Magazin

Özge Özpirinççi: Evlilik bana göre değil

Oyuncu Özge Özpirinççi, sevgilisi oyuncu Engin Altan Düzyatan'la ilişkisi konusunda çevresinden evlilik baskısı hissettiğini söyledi.

30 Ocak 2011 02:00

T24 - Oyuncu Özge Özpirinççi, sevgilisi oyuncu Engin Altan Düzyatan'la ilişkisi konusunda çevresinden evlilik baskısı hissettiğini söyleyerek " Bir de evlenme mevzusu… Tutturmuşlar, “Ne zaman evleneceksiniz?” diye sorup duruyorlar. Niye evlenecekmişim? Daha 24 yaşındayım.

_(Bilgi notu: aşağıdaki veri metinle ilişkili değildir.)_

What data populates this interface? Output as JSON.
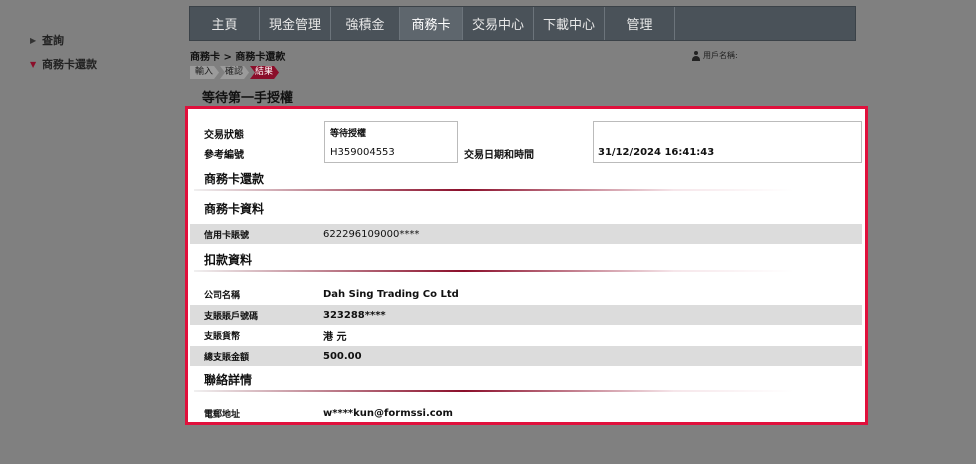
{
  "sidebar": {
    "items": [
      {
        "label": "查詢",
        "expanded": false
      },
      {
        "label": "商務卡還款",
        "expanded": true
      }
    ]
  },
  "nav": {
    "tabs": [
      {
        "label": "主頁",
        "active": false
      },
      {
        "label": "現金管理",
        "active": false
      },
      {
        "label": "強積金",
        "active": false
      },
      {
        "label": "商務卡",
        "active": true
      },
      {
        "label": "交易中心",
        "active": false
      },
      {
        "label": "下載中心",
        "active": false
      },
      {
        "label": "管理",
        "active": false
      }
    ]
  },
  "breadcrumb": "商務卡 > 商務卡還款",
  "user_label": "用戶名稱:",
  "steps": [
    {
      "label": "輸入",
      "current": false
    },
    {
      "label": "確認",
      "current": false
    },
    {
      "label": "結果",
      "current": true
    }
  ],
  "page_title": "等待第一手授權",
  "status": {
    "state_label": "交易狀態",
    "state_value": "等待授權",
    "ref_label": "參考編號",
    "ref_value": "H359004553",
    "datetime_label": "交易日期和時間",
    "datetime_value": "31/12/2024 16:41:43"
  },
  "sections": {
    "repayment": "商務卡還款",
    "card_info": "商務卡資料",
    "debit_info": "扣款資料",
    "contact": "聯絡詳情"
  },
  "card": {
    "card_no_label": "信用卡賬號",
    "card_no_value": "622296109000****"
  },
  "debit": {
    "company_label": "公司名稱",
    "company_value": "Dah Sing Trading Co Ltd",
    "account_label": "支賬賬戶號碼",
    "account_value": "323288****",
    "currency_label": "支賬貨幣",
    "currency_value": "港 元",
    "amount_label": "總支賬金額",
    "amount_value": "500.00"
  },
  "contact": {
    "email_label": "電郵地址",
    "email_value": "w****kun@formssi.com"
  },
  "colors": {
    "highlight_border": "#e0103c",
    "accent": "#8b0e2a",
    "nav_bg": "#4a5259"
  }
}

Tabii, bizde şöyle bir döngü var: Doğuyorsun, büyüyorsun, iş güç sahibi oluyorsun, sevdiğin adamla tanışıyorsun. Sonra da evlenmen, çoluk çocuk sahibi olman gerekiyor. Normal olan bu. Ama kime ve neye göre. Bana göre değil mesela" dedi.

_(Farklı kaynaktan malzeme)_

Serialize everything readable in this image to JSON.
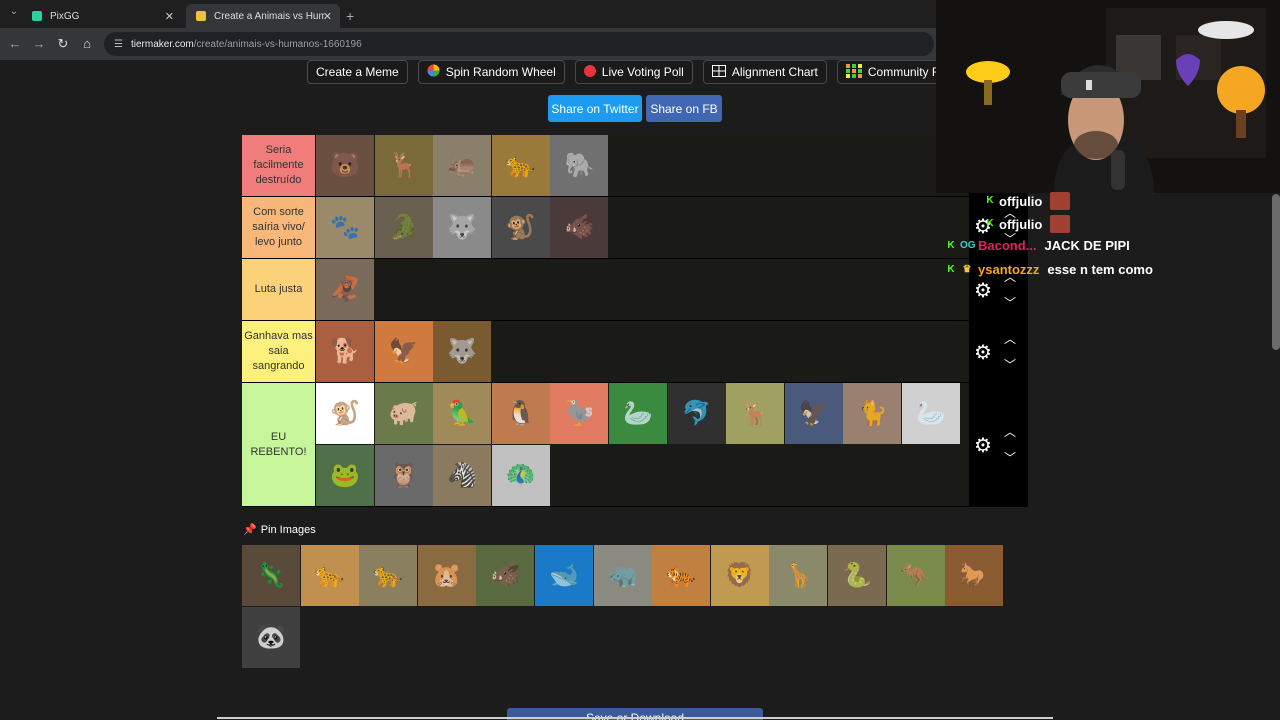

Radikal gazetesinden Ali Tufan Koç'un "Niye evlenecekmişim" başlığıyla yayımlanan (30 Ocak 2011) yazısı şöyle:




Niye evlenecekmişim

Özpirinççi buluşma yerini Moda Teras olarak belirleyince, Anadolu yakasında oturduğunu öğrenmek pek de sürpriz olmuyor. “Sete yakın olsun diye Bostancı’da ev tuttum. Dizi bitti. Şimdi Avrupa yakasında ev bakıyorum” diyor. Nişantaşı’nın Cihangir’in insanı tüketen hızından uzakta, sakin bir semt arayışında. Sevgilisi Engin Altan Düzyatan’la birlikte yaşama fikrine sıcak bakmıyor: “Kendine ait bir çatın, cumhuriyetin olmalı. 24 yaşında kendi evine çıkmış bir genç kız olarak saltanatımın keyfini sürmek istiyorum. Zaten beraberiz, bir bende, bir onda, evcilik misali…” diyor ve ‘Evli çiftlerin bile kendine ait ayrı evleri olmalı.’ gibi iddialı bir söz konduruyor sonuna. TRT’nin yeni kanalı TRT Eğitim’de skeçlerden oluşan bir programın sunuculuğunu yapacak oyuncu Özpirinççi, idolü olmayan, kendine özgü oyunculardan… “İdol demek, beklenti demek. Hırs yapmak demek! Bana göre değil. Hayat sana ne veriyorsa onun en iyisi yapmaya bak. Limon veriyorsa limonata yap” diyor. Özge’nin limonatası ise kendine has, tatlı bir tada, orijinal ve sağlam bir duruşa sahip.


TRT Eğitim’de başlayacak yeni programla başlayalım…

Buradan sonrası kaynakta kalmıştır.